Giorgio - ma il burro deve proprio fondersi… (But the butter has to really merge…)
Lolly - ma non è troppo…? (It’s not too much?)
Fabio - No. Deve NUOTARE! (no, it needs to SWIM!)
Giorgio - No. Devi nuotare nel burro! (no, you needs to swim in the butter!)
You get the idea! We are going to butter up this pasta. Ready? Let’s transport to the mountains of Valtellina for the coziest Alpine pasta dish.
pst! Scroll to the very bottom to download recipe pdf!
Pizzocheri
Pizzocheri (based on the traditional recipe from Accademia del Pizzochero di Teglio)
FOR 4-5 PEOPLE
The ingredients
200 g potatoes, diced
200 g Savoy green cabbage, sliced into 2cm wide pieces (or substitute with swiss chard or green beans, depending on the season)

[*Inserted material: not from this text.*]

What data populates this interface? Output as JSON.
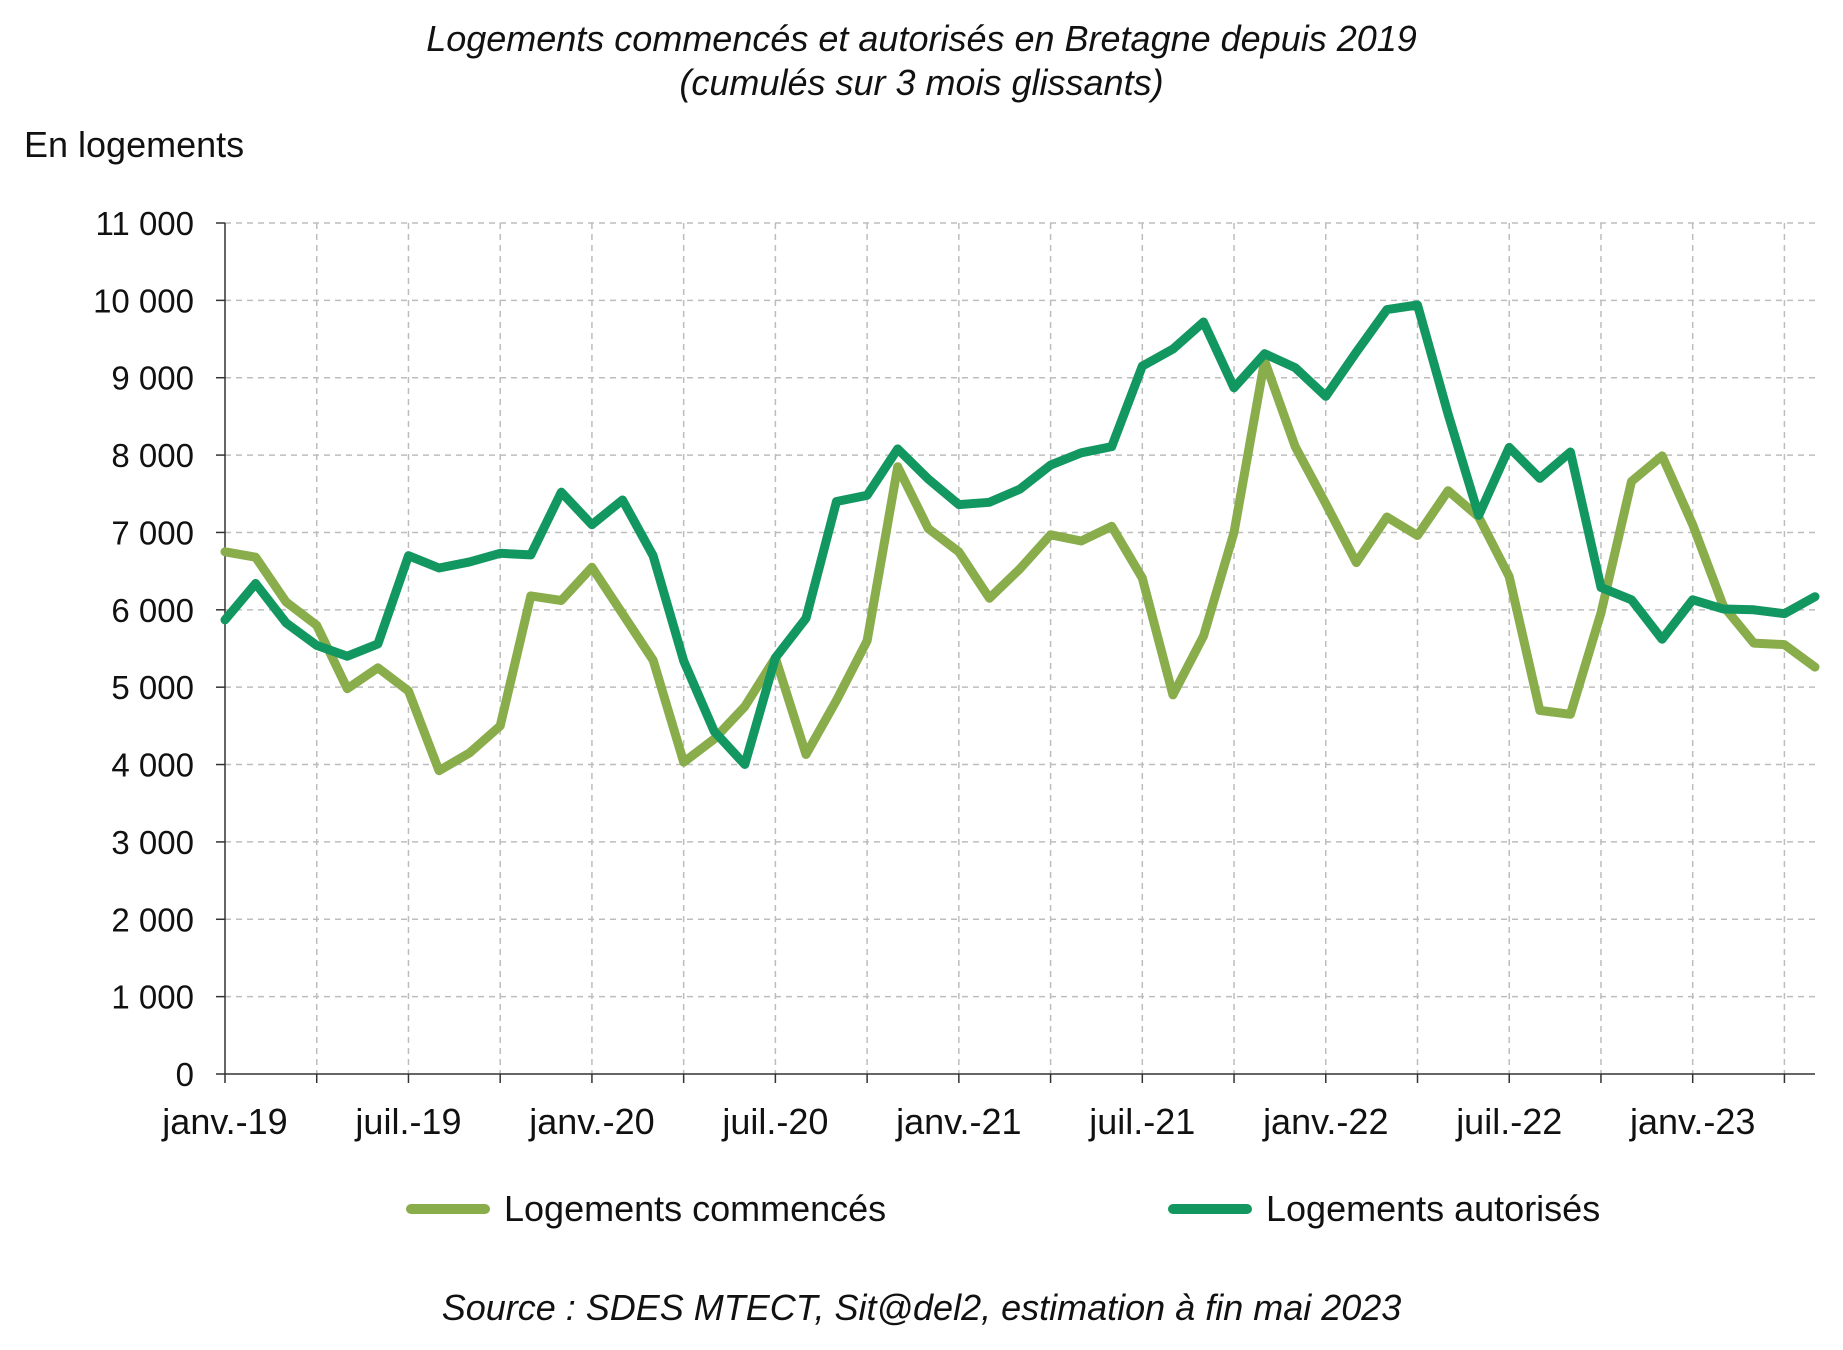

250 g Valtellina Casera DOP cheese (or if you can’t find it(!) substitute with Fontina, Gruyere, or Emmental) cut into thin slices
4 cloves of garlic, peeled an cut in half longways
200g butter
4 fresh sage leaves
150 g grated parmiggiano reggiano or grana padano
500g pizzocheri pasta
pepper, to taste
The method
1) Fill a big tall pot with water and salt and set on high heat stove burner. (The big pot is critical as you’ll be cooking both the pasta and the veggies in the wtaer together! ) Taste the water to make sure it’s salty like the sea (and add more salt if needed).
2) Meanwhile, dice the potatoes into cubes, the cheese into thin slices, and the cabbage into 2 cm wide strips. Set aside.
3) Turn on your oven to 180 celcius and place a 9'' x 13'' (23-cm x 33-cm) baking tray in the oven to pre-heat.
4) Add the butter to a sautee pan and gently fry the garlic and sage in it over medium heat until the butter is melted and fragrant and the garlic is golden.
4) As soon as the water boils, add the items in this order:
cabbage (or green beans or swiss chard) - and cook for 6 minutes, then
potatoes - and cook for 6 more minutes, then
pizzocheri pasta - and cook to the package time (usually 10-12 minutes, til al dente)
5) Remove the warm baking dish from the oven using an oven mitt and sprinkle both kinds of cheese in the bottom. Then, using a strainer spoon or spider to remove the hot pasta and vegetables from the water, layer them on top of the cheese, repeating these layers until all are used.
6) Then pour the melted garlic butter on top. Stir.
Bring the baking tray to the table, place on a hot pad or plate, and serve family style at the table. So cozy!
Notes:
Salt: It’s important not to skimp. This salt is flavoring both your pasta and also your sauce in the form of pasta water.
Gluten-free Pasta: most pizzocheri pasta is a mix of buckwheat at tipo 00 wheat flour, however you can find 100% buckwheat versions if you look!
Link to the original protected recipe at the Accademia del Pizzochero di Teglio and wonderful video in English by the Pasta Grannies.
Buon appetito!
x Lolly
I love pizzocheri but it really hasn't been cold enough here yet...well, I am telling myself that to avoid falling into winter too soon!
This looks good; I’ll come back to it.